Game Over

Beav died yesterday at 4PM. Watching the rapid fading of his mind followed shortly by the systematic shutting down of his body under these rare circumstances has created a whiplash in perception.

The mere existence of this mutant protein known as a prion called to mind memories of the mad cow disease upheaval in the UK back in the early 1990s. My recollection is surely exaggerated. I recall that cattle were slaughtered and burned and international trade bans  on beef were threatened or in some cases enacted.  I have this fuzzy image of bovine carcasses aflame in heaps, and as back drop I see rolling English hills, bright yellow with flax, a tall hedge lined lane cutting across them. Add hoards of peasantry wearing beige and brown clothing that lacks buttons gathered before a home made with hand shaped and kiln fired brick and having thick layers of thatch bundles as roofing. Something medieval in my created imagery.

Identifiable sentience or lucidity disappeared quickly. Three weeks ago today Beav spoke to me, the few words i previously mentioned. The last work he said to me was a word that I  would have liked to have been the last word he heard from me. That day as I left his room, with the second cognitive strain I witnessed that day (The first was identifying me by name) , he looked at me, his eyes focusing visibly, like the twisting of an antique hand telescope, he exhaled heavily saying, “Thanks”. And that was that.

His wife told me Saturday she thought that the day after he spoke to me, he had spoken some words to others and that those were the last words he ever spoke. She said that it had been over two weeks since he made real eye contact or had a facial expression that would be indicative of lucidity. So, Beav was gone for awhile from the perspective of others.

The hospice had him sedated heavily because he was a big strong man and kept trying to get up, with an unsettling look on his face. The alternative was restraints. So he lay and snored and with no supportive hydration of nutrition after a time, he lasted about a week.

Since May 22 I have grown to know Beav’s wife as if getting to know her  through immersion, like intensive language school. On my third visit and with the air cleared completely and the comfort to speak openly, I recalled something very poignant and talked about it.

Seems some well intended neighbors had to be those people, that being the people who challenged the hospice center and the wife on the beginning of the end being kick started  by the last time Beav took food or drink on his own volition.

I clearly see the roughness of the point I made and you will as well. But I am usually good at judging context and risk when I have the notion to say something like this. Rarely are circumstances so grave, however.

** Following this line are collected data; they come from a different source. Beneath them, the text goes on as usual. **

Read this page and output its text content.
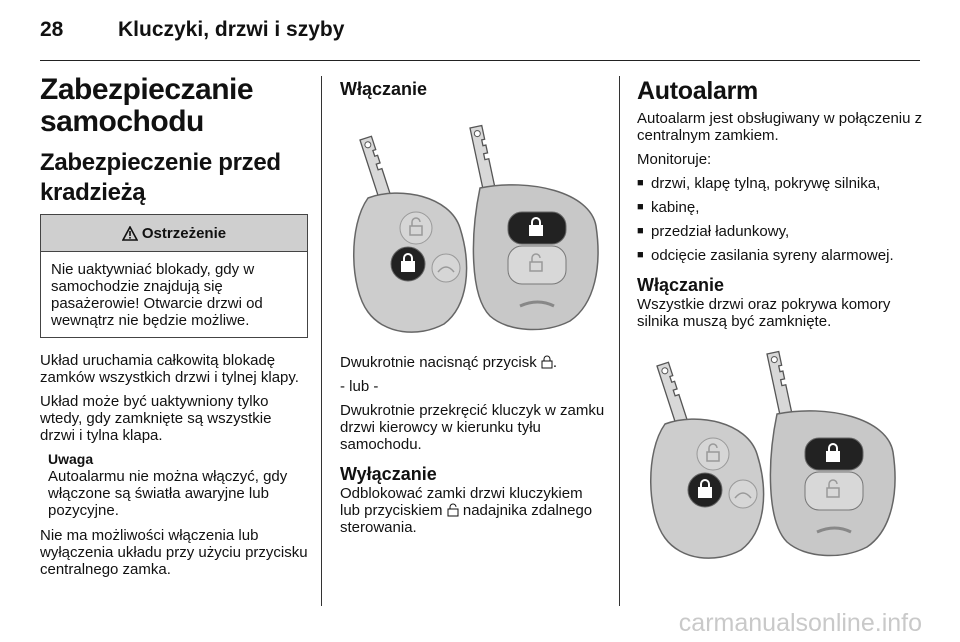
28	Kluczyki, drzwi i szyby
Zabezpieczanie samochodu
Zabezpieczenie przed kradzieżą
Ostrzeżenie
Nie uaktywniać blokady, gdy w samochodzie znajdują się pasażerowie! Otwarcie drzwi od wewnątrz nie będzie możliwe.

Układ uruchamia całkowitą blokadę zamków wszystkich drzwi i tylnej klapy.

Układ może być uaktywniony tylko wtedy, gdy zamknięte są wszystkie drzwi i tylna klapa.

Uwaga

Autoalarmu nie można włączyć, gdy włączone są światła awaryjne lub pozycyjne.

Nie ma możliwości włączenia lub wyłączenia układu przy użyciu przycisku centralnego zamka.

Włączanie

Dwukrotnie nacisnąć przycisk .

- lub -

Dwukrotnie przekręcić kluczyk w zamku drzwi kierowcy w kierunku tyłu samochodu.

Wyłączanie

Odblokować zamki drzwi kluczykiem lub przyciskiem nadajnika zdalnego sterowania.

Autoalarm

Autoalarm jest obsługiwany w połączeniu z centralnym zamkiem.

Monitoruje:

■ drzwi, klapę tylną, pokrywę silnika,
■ kabinę,
■ przedział ładunkowy,
■ odcięcie zasilania syreny alarmowej.
Włączanie

Wszystkie drzwi oraz pokrywa komory silnika muszą być zamknięte.

carmanualsonline.info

I reminded Beav’s wife of something that happened to Beav within the past 18 months or so. Beav was an uber gun enthusiast. But Beav would not, could not ponder hunting, never shooting an animal. He was not anti-hunting, He was not vegan or a militant animal rights person. He did not speak ill when I went off bird hunting, He did not evangelize about hunting or animals as food.He ate beef and pork and chicken and the rest.  He was just a regular man who had lots of guns and shot skeet, trap, rifle range, etc. at a club. He was licensed and he carried a pistol in his car. But he could not shoot an animal.

Then one day he was driving south of our town a few miles where there are two lane rural roads and he saw a car stopped in the road and a family, Mom, Dad, some kids, all standing looking in front of the car. Beav stopped, got out and walked up there and found s a deer in the road that the family had hit with their car. It was badly injured and was kicking to scoot itself off the side of the road into some weeds, terrified as maybe we’ve all seen with deer on the road side.

This alone would have Beav in tears. But the dilemma as he recounted this story was a heavy one for him. He saw the distress on the faces of the parents and kids, and he assessed that the deer was dying no matter what. He went to the car and got his pistol. He came back and asked the family to position themselves a certain way, away from him and the deer, and he fired multiple shots into the head of the deer. He then took his mobile phone out and called the Sheriff Dept. and gave his info to dispatcher and explained what occurred, he gave his business card to the Dad of the family, and he left. I imagine his face was slick with tears and that somewhere up the road he pulled off and wept.

That story and the subtle but potentially crude connection to the events that were unfolding in the hospice room was a risky thing for me to bring up. I do not know how she took it. Did she see a metaphor? Or, did she just recall, along with me, an anecdote that was a very heavy recent event in Beav’s life? Regardless she received it very well and of all the anecdotes we shared during all my visits, it was the most poignant.


5 thoughts on “Game Over

  1. Condolences, Empath. The loss of a friend or loved one is never painless, no matter how full of the Word or hope in Jesus we may be.

  2. You know?
    sometimes Sovereignty is hard to take.
    But his word promises us that His Grace is sufficient.
    His word promises us that His Mercy is new every morning.
    His word says that Jesus wept.
    His word promises us that the Father longs to gather us under his wings.
    His word promises us that in this life there will be trouble.
    His word promises us that He has overcome the world.

    I’m sorry Empath. There’s not much that can be done about the hole left in your life. My prayer is that through this you will find the Presence to be tangible, and the Spirit to be close.